Konflik berkepanjangan di Propinsi NAD berpengaruh pula terhadap keberadaan dataset utama wilayah ini. Peta dasar yang tersedia adalah skala kecil 1:50.000 dan skala 1:250.000. Peta dasar skala 1:50.000 terbitan tahun 1978 dibuat dari foto udara skala 1:100.000 tahun 1977 dengan kamera Wild RC-10 dan film pankromatik (hitam putih). Peta dasar ini dibuat dalam rangka pemetaan rupabumi dan dilaksanakan oleh Jawatan Topografi (JANTOP) TNI-AD dengan bantuan Pemerintah Australia. Sementara peta dasar skala 1:250.000 adalah produksi tahun 1986-1987, kerjasama antara BAKOSURTANAL dan Fakultas Geografi Universitas Gadjah Mada (UGM). Peta ini merupakan revisi dari peta Joint Operation Graphic (JOG) milik Tentara Nasional Indonesia Angkatan Darat (TNI-AD) terbitan tahun 1969, ditambah peta liputan lahan BAKOSURTANAL tahun 1981 dan peta lain yang mendukung.

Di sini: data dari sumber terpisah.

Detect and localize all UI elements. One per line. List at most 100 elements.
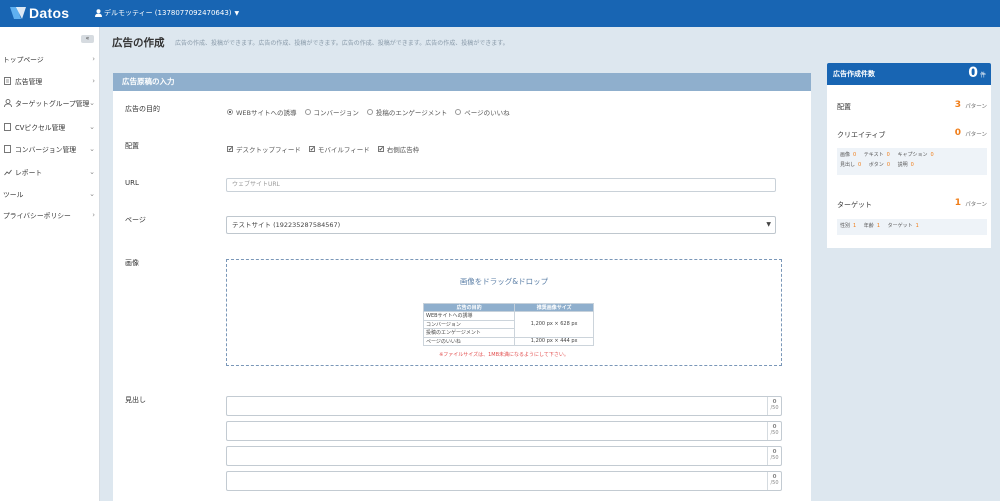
detail-value: 0 [930, 152, 934, 158]
detail-row: 見出し 0 ボタン 0 説明 0 [840, 161, 984, 168]
document-icon [3, 145, 12, 154]
summary-title: 広告作成件数 [833, 70, 875, 78]
detail-label: 見出し [840, 162, 856, 168]
total-count: 0 [968, 65, 978, 81]
detail-label: ターゲット [887, 223, 913, 229]
placement-option-right-column[interactable]: ✔ 右側広告枠 [377, 144, 420, 154]
user-label: デルモッティー (1378077092470643) [104, 9, 232, 17]
headline-input[interactable]: 0 /50 [226, 396, 782, 416]
char-counter: 0 /50 [767, 422, 781, 440]
sidebar-item-label: トップページ [3, 56, 44, 64]
chevron-down-icon: ⌄ [89, 168, 95, 176]
url-label: URL [125, 179, 139, 187]
table-cell: 1,200 px × 444 px [514, 336, 594, 346]
chevron-right-icon: › [92, 55, 95, 63]
document-icon [3, 123, 12, 132]
detail-value: 1 [853, 223, 857, 229]
char-max: /50 [770, 480, 779, 486]
detail-value: 0 [886, 162, 890, 168]
top-bar: Datos デルモッティー (1378077092470643) ▼ [0, 0, 1000, 27]
page-select-value: テストサイト (192235287584567) [232, 221, 341, 229]
objective-option-engagement[interactable]: 投稿のエンゲージメント [366, 107, 447, 117]
headline-input[interactable]: 0 /50 [226, 421, 782, 441]
headline-input[interactable]: 0 /50 [226, 471, 782, 491]
radio-button[interactable] [304, 109, 311, 115]
detail-value: 0 [910, 162, 914, 168]
checkbox-checked[interactable]: ✔ [227, 146, 233, 153]
sidebar-item-ads[interactable]: 広告管理 › [0, 74, 100, 88]
summary-creative: クリエイティブ 0 パターン [837, 128, 987, 140]
sidebar-item-cv-pixel[interactable]: CVピクセル管理 ⌄ [0, 120, 100, 134]
sidebar-item-tools[interactable]: ツール ⌄ [0, 187, 100, 201]
chart-icon [3, 168, 12, 177]
sidebar-item-label: 広告管理 [15, 78, 43, 86]
detail-label: 年齢 [863, 223, 874, 229]
ad-form-panel: 広告の目的 WEBサイトへの誘導 コンバージョン 投稿のエンゲージメント ページ… [113, 91, 811, 501]
summary-unit: パターン [965, 104, 987, 110]
char-max: /50 [770, 405, 779, 411]
checkbox-checked[interactable]: ✔ [377, 146, 384, 153]
headline-input[interactable]: 0 /50 [226, 446, 782, 466]
summary-total: 0件 [968, 65, 986, 81]
logo-icon [10, 7, 26, 19]
detail-label: ボタン [868, 162, 884, 168]
summary-placement: 配置 3 パターン [837, 100, 987, 112]
detail-value: 1 [876, 223, 880, 229]
sidebar-item-privacy[interactable]: プライバシーポリシー › [0, 208, 100, 222]
objective-option-conversion[interactable]: コンバージョン [304, 107, 359, 117]
checkbox-checked[interactable]: ✔ [308, 146, 315, 153]
target-details: 性別 1 年齢 1 ターゲット 1 [837, 219, 987, 235]
objective-option-website[interactable]: WEBサイトへの誘導 [227, 107, 297, 117]
table-cell: WEBサイトへの誘導 [422, 311, 516, 321]
person-icon [3, 99, 12, 108]
user-icon [95, 9, 102, 17]
char-counter: 0 /50 [767, 447, 781, 465]
sidebar-item-top[interactable]: トップページ › [0, 52, 100, 66]
page-title: 広告の作成 [112, 37, 165, 49]
radio-button[interactable] [227, 109, 233, 115]
char-counter: 0 /50 [767, 472, 781, 490]
page-label: ページ [125, 216, 146, 224]
summary-count: 3 [954, 100, 961, 110]
logo[interactable]: Datos [10, 4, 69, 22]
page-select[interactable]: テストサイト (192235287584567) ▼ [226, 216, 776, 234]
chevron-right-icon: › [92, 211, 95, 219]
chevron-down-icon: ⌄ [89, 123, 95, 131]
option-label: デスクトップフィード [236, 146, 301, 154]
placement-checkbox-group: ✔ デスクトップフィード ✔ モバイルフィード ✔ 右側広告枠 [227, 144, 427, 154]
headline-label: 見出し [125, 396, 146, 404]
image-label: 画像 [125, 259, 139, 267]
table-header: 推奨画像サイズ [514, 303, 594, 312]
char-max: /50 [770, 455, 779, 461]
objective-radio-group: WEBサイトへの誘導 コンバージョン 投稿のエンゲージメント ページのいいね [227, 107, 518, 117]
option-label: コンバージョン [313, 109, 359, 117]
dropzone-title: 画像をドラッグ&ドロップ [459, 277, 549, 286]
sidebar-item-target-groups[interactable]: ターゲットグループ管理 ⌄ [0, 96, 100, 110]
radio-button[interactable] [366, 109, 373, 115]
detail-label: 画像 [840, 152, 851, 158]
chevron-down-icon: ⌄ [89, 99, 95, 107]
summary-header: 広告作成件数 0件 [827, 63, 991, 85]
placement-option-desktop[interactable]: ✔ デスクトップフィード [227, 144, 301, 154]
user-menu[interactable]: デルモッティー (1378077092470643) ▼ [95, 8, 239, 18]
sidebar-item-report[interactable]: レポート ⌄ [0, 165, 100, 179]
table-cell: 1,200 px × 628 px [514, 311, 594, 338]
sidebar-item-label: コンバージョン管理 [15, 146, 77, 154]
url-input[interactable]: ウェブサイトURL [226, 178, 776, 192]
detail-value: 0 [886, 152, 890, 158]
char-counter: 0 /50 [767, 397, 781, 415]
option-label: 右側広告枠 [386, 146, 420, 154]
radio-button[interactable] [455, 109, 462, 115]
objective-label: 広告の目的 [125, 105, 160, 113]
sidebar-item-conversion[interactable]: コンバージョン管理 ⌄ [0, 142, 100, 156]
table-cell: 投稿のエンゲージメント [422, 328, 516, 338]
table-cell: ページのいいね [422, 336, 516, 346]
objective-option-page-likes[interactable]: ページのいいね [455, 107, 510, 117]
chevron-down-icon: ⌄ [89, 145, 95, 153]
detail-label: キャプション [897, 152, 928, 158]
image-dropzone[interactable]: 画像をドラッグ&ドロップ 広告の目的 推奨画像サイズ WEBサイトへの誘導 1,… [226, 259, 782, 366]
panel-header: 広告原稿の入力 [113, 73, 811, 91]
collapse-sidebar-button[interactable]: « [81, 35, 94, 43]
summary-panel: 配置 3 パターン クリエイティブ 0 パターン 画像 0 テキスト 0 キャプショ… [827, 85, 991, 248]
placement-option-mobile[interactable]: ✔ モバイルフィード [308, 144, 370, 154]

Untuk menyediakan data dasar geospasial terbaru wilayah NAD – Nias, BAKOSURTANAL melalui hibah dana dari Pemerintah Norwegia melakukan pemotretan udara wilayah NAD pasca kejadian tsunami, tepatnya dilakukan awal Juni 2005. Pekerjaan pemotretan dilaksanakan oleh PT BLOM, perusahaan swasta dari Jerman, dengan hasil akhir berupa foto udara resolusi tinggi, data DTM (Digital Terrain Model) dan data garis sepanjang pantai utara dan barat Sumatera termasuk kota Banda Aceh, dan Meulaboh dengan luas area lebih dari 6000 km2 dengan resolusi foto adalah 30 cm .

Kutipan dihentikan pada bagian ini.